The dollar has continued its recovery following the recent correction, but the rally against most markets has not been quite as emphatic as was seen during the previous week. The dollar did, however, rally to its highest level against the Yen since 2002 and reached a five-year high against the New Zealand dollar. The Nikkei continues to benefit from the weak Yen, and this week printed a new 15-year high. For a change, the S&P 500 did not print a new all-time high this week.
As mentioned above, the S&P 500 failed to print a new all-time high this week. It also failed to clear the 60 level on the RSI, which is the bear market resistance range. A break above 60 would suggest further rally to new all-time highs. But continued failure may lead to further weakness.

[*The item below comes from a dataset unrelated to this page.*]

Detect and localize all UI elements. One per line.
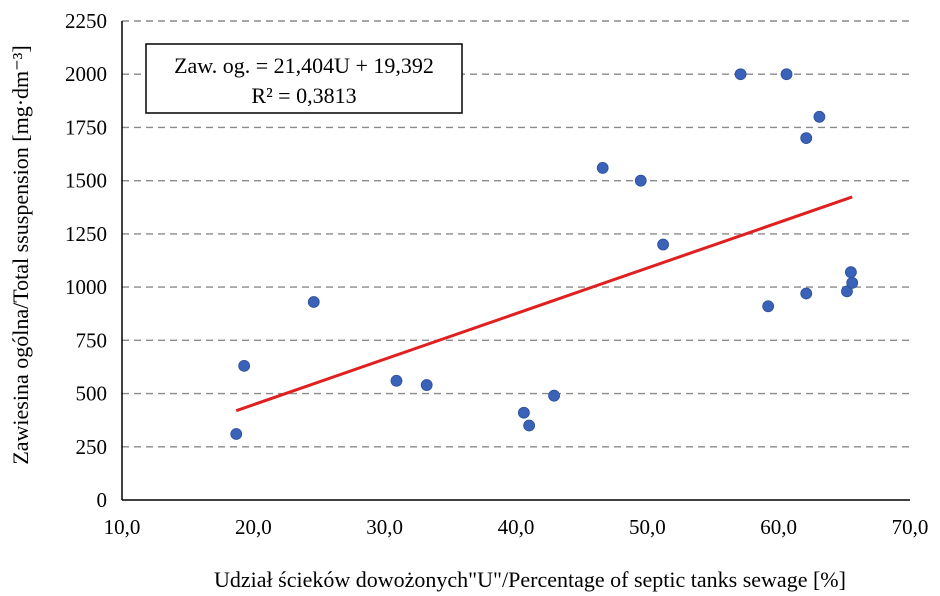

The Nasdaq 100, which has lagged the S&P 500 in recent weeks, came very close to breaking out to new multi-year highs, but failed to break through resistance from the 27th April high. Here too we have seen a few stabs at the 60 level on the RSI but no decisive breakthrough. The RSI closed the week at 55.51. It is possible that both of these markets will breakout to new highs this coming week, but support is also close to current price levels.
We wrote last week that having made a new 15-year high, the Nikkei had further room to the upside and my possibly rally another 1500 points from last week’s close. It rallied 305 points at one stage during this past week but gave back most of the gains. A weak Yen is good for the Nikkei, so these markets are likely to move together. With the Yen dropping to its lowest level since 2002 against the dollar this week, additional weakness should it appear, would likely benefit the Nikkei.
Coffee dropped to its lowest level since January 2014 as soft commodities and grains markets continue to remain under pressure. Soybeans and corn also traded at their lowest level since October last year and other grains markets also remain weak. Rough rice has fallen to its lowest level this month since 2006. It’s possible that we will see additional weakness in these markets over the coming days and weeks.
Gold and silver remain in directionless trade, as the consolidation pattern that has lasted for months continues. Copper, on the other hand, is starting to look very weak since the failure to break above 296. This week has seen the RSI drop below 40, which indicates further weakness ahead. This weakness may continue lower over the next few weeks towards the continuous contract low currently at 241.90.
The energy markets also remain mixed. Currently only heating oil and no leaded gas have completed trend changes to up. Brent Crude, Light Crude and Natural Gas all remain in long-term downtrends. Of these, both Crude markets are within range of testing key resistance. Natural gas remains the weakest in the complex, and we could see a test of the key April low this week.
The dollar index rallied early in the week but was unable to push higher. The RSI did poke above 60, but not in the decisive fashion that would be required to suggest that a rally back to the March highs was imminent, although that is where we expect the dollar will eventually end up.
The big currency moves came in the New Zealand dollar and the Yen, as mentioned above. The kiwi dropped to its lowest level since 2010 this week, having declined some 240 pips. The Yen shed a similar amount. Both markets could have further to run.
Interest rate futures
The 30-year T-bond continued its recent rally and broke through short-term resistance in the process. As mentioned previously, the long bond was the first market in this sector to confirm a change of trend to down. The other markets in the sector all remain in long-term uptrends.
The 3-month Eurodollar looks set to test its recent high this week. This market has rallied from support, and the RSI remains in the bull-range. We could see a breakout to new highs in the coming days.